Reputation: 1045
According to C11 § 6.5.2.3
Accessing a member of an atomic structure or union object results
in undefined behavior.
This makes sense since you cannot access a whole structure in general. Still why is _Atomic
then also a type qualifier and not only a type specifier?
In other words what is the purpose of a structure which is qualified as _Atomic
? I'm not allowed to either read or write to any element of it.
#include <stdatomic.h>
struct {
int x;
} _Atomic foo;
int main(void) {
foo.x = 42; // write error
return foo.x; // read error
}
Both accesses of foo.x
result in a warning/error in GCC/Clang---which is perfectly fine w.r.t. the C11 standard. Why would I want to qualifier then a structure as _Atomic
?
Upvotes: 4
Views: 1025
Reputation: 78923
You can not access individual members, but always the structure as a whole. Accessing parts of something that is meant to be an atomic unit, makes not much sense, I think.
A typical use case for an atomic structure is the combination of two pointers, e.g. the head and tail of a list. To manipulate such a struct
you would have to copy the current value from the atomic to a temporary, modify that, and then copy back. By that you'd always have a guarantee that the stored value is consistent at any time.
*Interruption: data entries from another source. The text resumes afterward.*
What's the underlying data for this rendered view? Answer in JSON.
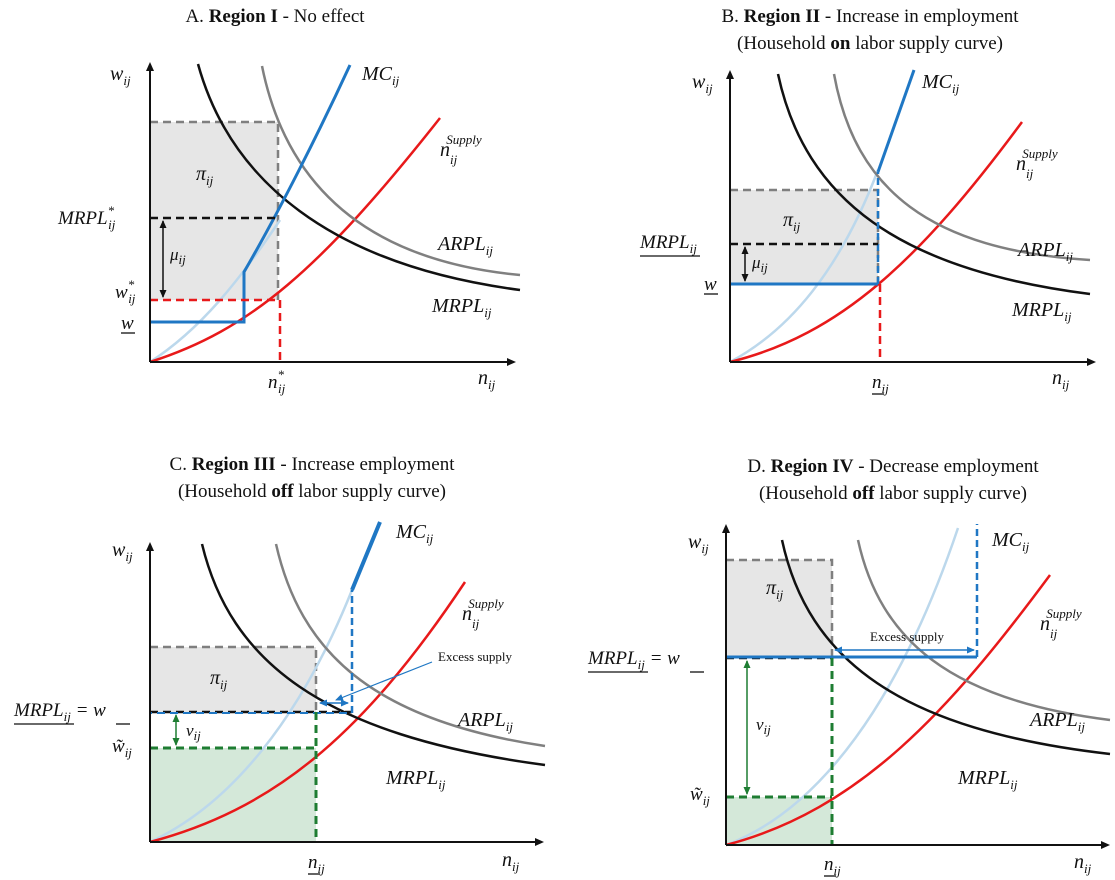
{
  "panels": [
    {
      "id": "A",
      "title": {
        "prefix": "A. ",
        "bold": "Region I",
        "suffix": " - No effect",
        "line2": null
      },
      "labels": {
        "y_axis": "w_ij",
        "x_axis": "n_ij",
        "mc": "MC_ij",
        "supply": "n_ij^Supply",
        "arpl": "ARPL_ij",
        "mrpl": "MRPL_ij",
        "profit": "π_ij",
        "markdown": "μ_ij",
        "y_mrpl": "MRPL*_ij",
        "y_w": "w*_ij",
        "y_wbar": "w",
        "x_n": "n*_ij"
      }
    },
    {
      "id": "B",
      "title": {
        "prefix": "B. ",
        "bold": "Region II",
        "suffix": " - Increase in employment",
        "line2": [
          "(Household ",
          "on",
          " labor supply curve)"
        ]
      },
      "labels": {
        "y_axis": "w_ij",
        "x_axis": "n_ij",
        "mc": "MC_ij",
        "supply": "n_ij^Supply",
        "arpl": "ARPL_ij",
        "mrpl": "MRPL_ij",
        "profit": "π_ij",
        "markdown": "μ_ij",
        "y_mrpl": "MRPL_ij",
        "y_wbar": "w",
        "x_n": "n_ij"
      }
    },
    {
      "id": "C",
      "title": {
        "prefix": "C. ",
        "bold": "Region III",
        "suffix": " - Increase employment",
        "line2": [
          "(Household ",
          "off",
          " labor supply curve)"
        ]
      },
      "labels": {
        "y_axis": "w_ij",
        "x_axis": "n_ij",
        "mc": "MC_ij",
        "supply": "n_ij^Supply",
        "arpl": "ARPL_ij",
        "mrpl": "MRPL_ij",
        "profit": "π_ij",
        "wedge": "ν_ij",
        "y_mrpl": "MRPL_ij = w",
        "y_wt": "w̃_ij",
        "x_n": "n_ij",
        "excess": "Excess supply"
      }
    },
    {
      "id": "D",
      "title": {
        "prefix": "D. ",
        "bold": "Region IV",
        "suffix": " - Decrease employment",
        "line2": [
          "(Household ",
          "off",
          " labor supply curve)"
        ]
      },
      "labels": {
        "y_axis": "w_ij",
        "x_axis": "n_ij",
        "mc": "MC_ij",
        "supply": "n_ij^Supply",
        "arpl": "ARPL_ij",
        "mrpl": "MRPL_ij",
        "profit": "π_ij",
        "wedge": "ν_ij",
        "y_mrpl": "MRPL_ij = w",
        "y_wt": "w̃_ij",
        "x_n": "n_ij",
        "excess": "Excess supply"
      }
    }
  ],
  "colors": {
    "axis": "#111111",
    "mrpl": "#111111",
    "arpl": "#808080",
    "supply": "#e8191a",
    "mc": "#1f77c4",
    "mc_light": "#bcd8ec",
    "profit_fill": "#e6e6e6",
    "profit_edge": "#7f7f7f",
    "green": "#1e7d32",
    "green_fill": "#d4e8d9"
  }
}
Per default all such operations on a whole atomic struct
have sequential consistency.
Upvotes: 3
Reputation: 81179
Some implementations might be able to guarantee atomic behavior for structures meeting certain criteria. I don't know whether any implementations that did so actually existed before the publication of the C11 Standard, but it would certainly seems plausible. If an implementation usefully supported such structures, it would have been rather annoying for the Standard to demand that they be treated as a constraint violation.
It would have been helpful if the Standard mandated, or at least suggested, that implementations treat as constraint violations any attempts to define atomic structures for which they cannot offer proper semantics, but for whatever reason the authors of the Standard seem extremely loath to recognize a category of programs that would be rejected by some implementations but have defined behavior on implementations that don't reject it. A good standard should seek to maximize the number of useful programs that would fall into that category, but the Standard instead tends to regard constructs which some implementations will support and others won't as Undefined Behavior, letting implementations support them or not at their leisure, but not offering any safe way to determine whether they are supported.